Mom sounded firm. “Listen to me, Tarren. We've been through this before. You are responsible for your own actions.”

“But it was a mistake,” Tarren cried. “I didn't know I was going over the speed limit.”

“We all make mistakes,” Mom told her. “The point
is, you can't fall apart every time something goes wrong. You've got to learn to be strong!”

“I don't know how to be strong, Aunt Nell. I want to be like you … you know I do … but I just don't know how.”

“Then you're going to learn, right now,” Mom said. “You're going to start by telling yourself, This is not a life-threatening situation. This is not a serious problem.”

“It's not?” Tarren asked.

“No, it's not!” Mom said.

Roddy lay in my arms, sucking on his bottle, his fingers playing with my hair. I love Roddy. I love the way he smells and feels. I love his sweetness.

“And I don't want to hear you sounding like your father, Tarren,” Mom continued. “Your father still hasn't learned to be strong, and he's forty …” Mom hesitated.

“Forty-four,” Tarren said.

“Yes, forty-four,” Mom repeated. Mom says Uncle Carter takes after Grandfather Babcock, who drank too much and wasted his money on get-rich-quick schemes. I never knew Grandfather Babcock. He died when Mom was just nineteen. I think she worries that Charles will turn out like him or Uncle Carter.

“Life is an obstacle course,” Mom said.

I know Mom's obstacle speech by heart.
We all have to make decisions. I'm not saying it's easy. But you don't
have to collapse every time you come face-to-face with an obstacle
.

“An obstacle …” Tarren repeated, her voice trailing off.

As Mom and Tarren were talking, Charles breezed into the kitchen. “Hey, Roddy, baby … how's it going?” He lifted Roddy off my lap and held him high over his head. Roddy shrieked, loving it.

“He just finished a …” I began to say, but by then it was too late. Roddy spit up half of what I'd just fed him, right on Charles's head.

Charles shoved Roddy back at me and ran for the sink. He turned on the faucet full blast and stuck his head under it. When he'd had enough, he turned off the water and shook his head like a dog who's been for a swim. Roddy clapped his hands and laughed. Then Charles laughed, too. “Very funny, Roddy,” he said. “Ha-ha-ha.”

“Aa-aa-aa,” Roddy sang back.

“So what's tonight's catastrophe?” Charles asked, with a nod in Tarren's direction. He grabbed a kitchen towel and wiped his face.

“A speeding ticket,” I said.

“She thinks Mom can fix it?”

“I don't know.”

“Lots of luck,” Charles said. Then he waved at Roddy and left.

This is what it must be like to have a regular brother,
I thought. Someone you can laugh with, someone who talks to you naturally, without being sarcastic or cruel. Someone you can face every day without feeling you are walking on eggs. Why can't Charles be that kind of brother all the time?
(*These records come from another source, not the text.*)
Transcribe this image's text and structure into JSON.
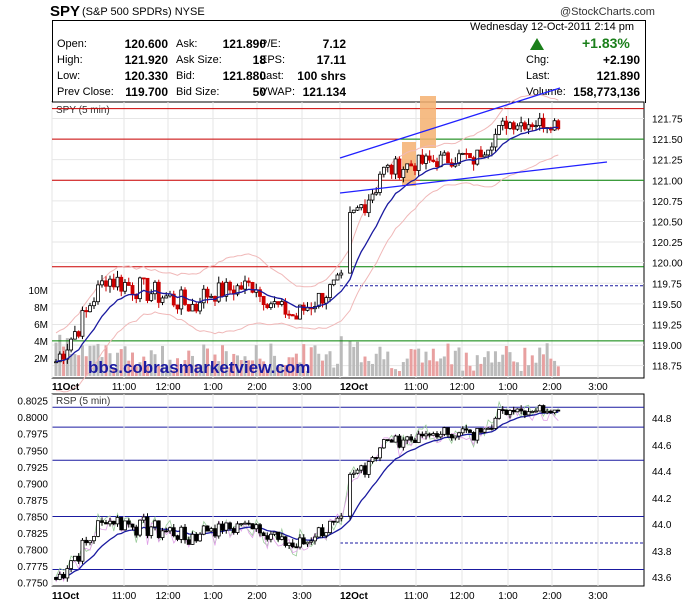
{
  "header": {
    "ticker": "SPY",
    "company": "(S&P 500 SPDRs)",
    "exchange": "NYSE",
    "copyright": "@StockCharts.com",
    "date_time": "Wednesday  12-Oct-2011  2:14 pm",
    "pct_change": "+1.83%",
    "col1": [
      {
        "label": "Open:",
        "value": "120.600"
      },
      {
        "label": "High:",
        "value": "121.920"
      },
      {
        "label": "Low:",
        "value": "120.330"
      },
      {
        "label": "Prev Close:",
        "value": "119.700"
      }
    ],
    "col2": [
      {
        "label": "Ask:",
        "value": "121.890"
      },
      {
        "label": "Ask Size:",
        "value": "18"
      },
      {
        "label": "Bid:",
        "value": "121.880"
      },
      {
        "label": "Bid Size:",
        "value": "50"
      }
    ],
    "col3": [
      {
        "label": "P/E:",
        "value": "7.12"
      },
      {
        "label": "EPS:",
        "value": "17.11"
      },
      {
        "label": "Last:",
        "value": "100 shrs"
      },
      {
        "label": "VWAP:",
        "value": "121.134"
      }
    ],
    "col4": [
      {
        "label": "Chg:",
        "value": "+2.190"
      },
      {
        "label": "Last:",
        "value": "121.890"
      },
      {
        "label": "Volume:",
        "value": "158,773,136"
      }
    ]
  },
  "watermark": "bbs.cobrasmarketview.com",
  "colors": {
    "up": "#000000",
    "down": "#cc0000",
    "ma_blue": "#1a1aa0",
    "bollinger": "#f0b8b8",
    "volume": "#bbbbbb",
    "volume_down": "#e8a0a0",
    "hline_red": "#cc0000",
    "hline_green": "#008000",
    "highlight": "#f5b070",
    "trend": "#2020ff"
  },
  "chart_data": [
    {
      "type": "candlestick",
      "title": "SPY (5 min)",
      "y_ticks": [
        "121.75",
        "121.50",
        "121.25",
        "121.00",
        "120.75",
        "120.50",
        "120.25",
        "120.00",
        "119.75",
        "119.50",
        "119.25",
        "119.00",
        "118.75"
      ],
      "ylim": [
        118.6,
        121.95
      ],
      "volume_ticks": [
        "10M",
        "8M",
        "6M",
        "4M",
        "2M"
      ],
      "x_ticks": [
        "11Oct",
        "11:00",
        "12:00",
        "1:00",
        "2:00",
        "3:00",
        "12Oct",
        "11:00",
        "12:00",
        "1:00",
        "2:00",
        "3:00"
      ],
      "levels": [
        {
          "value": 121.87,
          "color": "red"
        },
        {
          "value": 121.5,
          "color": "red/green"
        },
        {
          "value": 121.0,
          "color": "red/green"
        },
        {
          "value": 119.95,
          "color": "red/green"
        },
        {
          "value": 119.72,
          "color": "dotted blue"
        },
        {
          "value": 119.05,
          "color": "green"
        }
      ],
      "day1_close_approx": 119.7,
      "day2_last": 121.89
    },
    {
      "type": "line",
      "title": "RSP (5 min)",
      "y_ticks_left": [
        "0.8025",
        "0.8000",
        "0.7975",
        "0.7950",
        "0.7925",
        "0.7900",
        "0.7875",
        "0.7850",
        "0.7825",
        "0.7800",
        "0.7775",
        "0.7750"
      ],
      "y_ticks_right": [
        "44.8",
        "44.6",
        "44.4",
        "44.2",
        "44.0",
        "43.8",
        "43.6"
      ],
      "x_ticks": [
        "11Oct",
        "11:00",
        "12:00",
        "1:00",
        "2:00",
        "3:00",
        "12Oct",
        "11:00",
        "12:00",
        "1:00",
        "2:00",
        "3:00"
      ]
    }
  ]
}
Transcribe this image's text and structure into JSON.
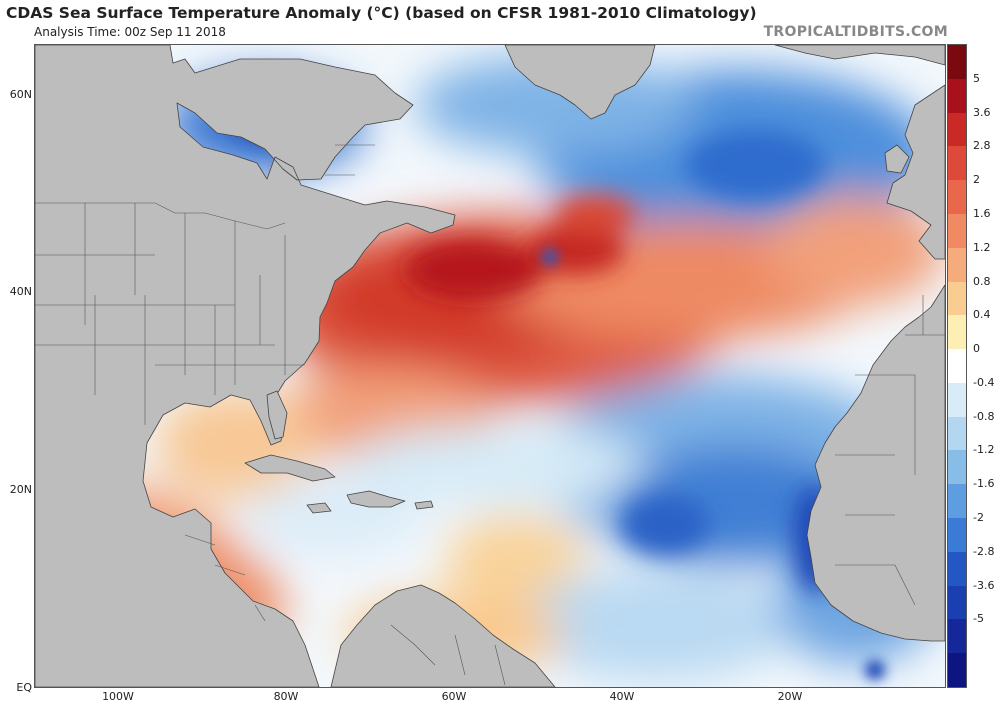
{
  "title": "CDAS Sea Surface Temperature Anomaly (°C) (based on CFSR 1981-2010 Climatology)",
  "subtitle": "Analysis Time: 00z Sep 11 2018",
  "credit": "TROPICALTIDBITS.COM",
  "latitude_labels": [
    "60N",
    "40N",
    "20N",
    "EQ"
  ],
  "longitude_labels": [
    "100W",
    "80W",
    "60W",
    "40W",
    "20W"
  ],
  "colorbar": {
    "ticks": [
      "5",
      "3.6",
      "2.8",
      "2",
      "1.6",
      "1.2",
      "0.8",
      "0.4",
      "0",
      "-0.4",
      "-0.8",
      "-1.2",
      "-1.6",
      "-2",
      "-2.8",
      "-3.6",
      "-5"
    ],
    "colors": [
      "#7a0a10",
      "#a8111c",
      "#c92a25",
      "#dd4a39",
      "#e9684c",
      "#f08a63",
      "#f5ab7c",
      "#f9cd92",
      "#fdeeb4",
      "#ffffff",
      "#d8ecf8",
      "#b3d7f1",
      "#88bde8",
      "#5d9de0",
      "#3a7bd5",
      "#2257c4",
      "#1a3fb0",
      "#14289a",
      "#0d1680"
    ]
  },
  "colors": {
    "land": "#bdbdbd",
    "warm_anomaly": "#d6402f",
    "cool_anomaly": "#2f6fd0",
    "neutral": "#ffffff"
  }
}
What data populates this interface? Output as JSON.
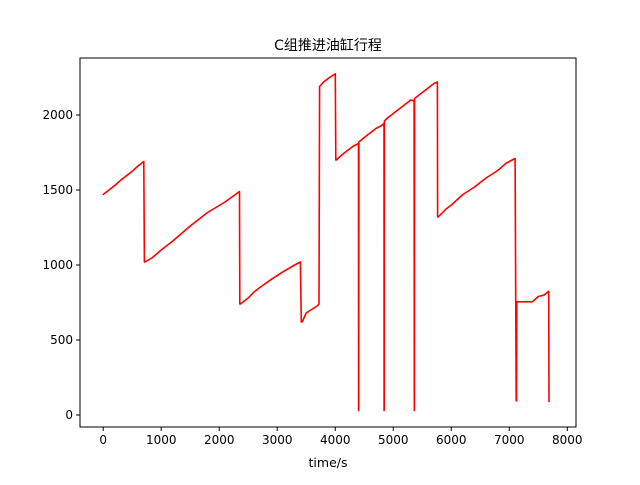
{
  "chart_data": {
    "type": "line",
    "title": "C组推进油缸行程",
    "xlabel": "time/s",
    "ylabel": "",
    "xlim": [
      -400,
      8150
    ],
    "ylim": [
      -80,
      2380
    ],
    "xticks": [
      0,
      1000,
      2000,
      3000,
      4000,
      5000,
      6000,
      7000,
      8000
    ],
    "yticks": [
      0,
      500,
      1000,
      1500,
      2000
    ],
    "grid": false,
    "legend": "none",
    "series": [
      {
        "color": "#ff0000",
        "x": [
          0,
          100,
          200,
          300,
          400,
          500,
          600,
          700,
          710,
          720,
          850,
          1000,
          1200,
          1500,
          1800,
          2100,
          2350,
          2355,
          2365,
          2500,
          2600,
          2700,
          2900,
          3100,
          3300,
          3400,
          3415,
          3430,
          3500,
          3700,
          3720,
          3730,
          3800,
          3900,
          4000,
          4010,
          4020,
          4100,
          4200,
          4300,
          4400,
          4402,
          4404,
          4408,
          4500,
          4600,
          4700,
          4800,
          4840,
          4842,
          4844,
          4848,
          4900,
          5000,
          5100,
          5200,
          5300,
          5360,
          5362,
          5364,
          5368,
          5400,
          5500,
          5600,
          5700,
          5760,
          5765,
          5775,
          5900,
          6000,
          6200,
          6400,
          6600,
          6800,
          6950,
          7100,
          7120,
          7125,
          7130,
          7135,
          7140,
          7400,
          7500,
          7600,
          7680,
          7685
        ],
        "y": [
          1470,
          1500,
          1530,
          1565,
          1595,
          1625,
          1660,
          1690,
          1020,
          1020,
          1050,
          1100,
          1160,
          1260,
          1350,
          1420,
          1490,
          740,
          740,
          780,
          820,
          850,
          905,
          955,
          1000,
          1020,
          620,
          620,
          680,
          730,
          740,
          2190,
          2220,
          2250,
          2275,
          1700,
          1700,
          1730,
          1760,
          1790,
          1810,
          30,
          30,
          1820,
          1850,
          1880,
          1910,
          1930,
          1945,
          30,
          30,
          1960,
          1980,
          2010,
          2040,
          2070,
          2100,
          2095,
          30,
          30,
          2110,
          2120,
          2150,
          2180,
          2210,
          2220,
          1320,
          1320,
          1370,
          1400,
          1470,
          1520,
          1580,
          1630,
          1680,
          1710,
          95,
          95,
          755,
          755,
          755,
          755,
          790,
          800,
          825,
          90
        ]
      }
    ]
  }
}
Tarren looked less anxious when she came back into the kitchen. “I don't know what I'd do without you, Aunt Nell.” She hugged Mom. “You're the most supportive person in my life. I hope someday I'll be more like you.”

“You'll be fine,” Mom said. “You can handle whatever life throws your way. Remember … obstacles, not problems.”

“Right,” Tarren said. “Obstacles.” She reached for Roddy.

“You are about the luckiest girl alive,” she told me. “You have the most wonderful mother in the entire universe!”

It's funny how people think life would be perfect if only they had different parents.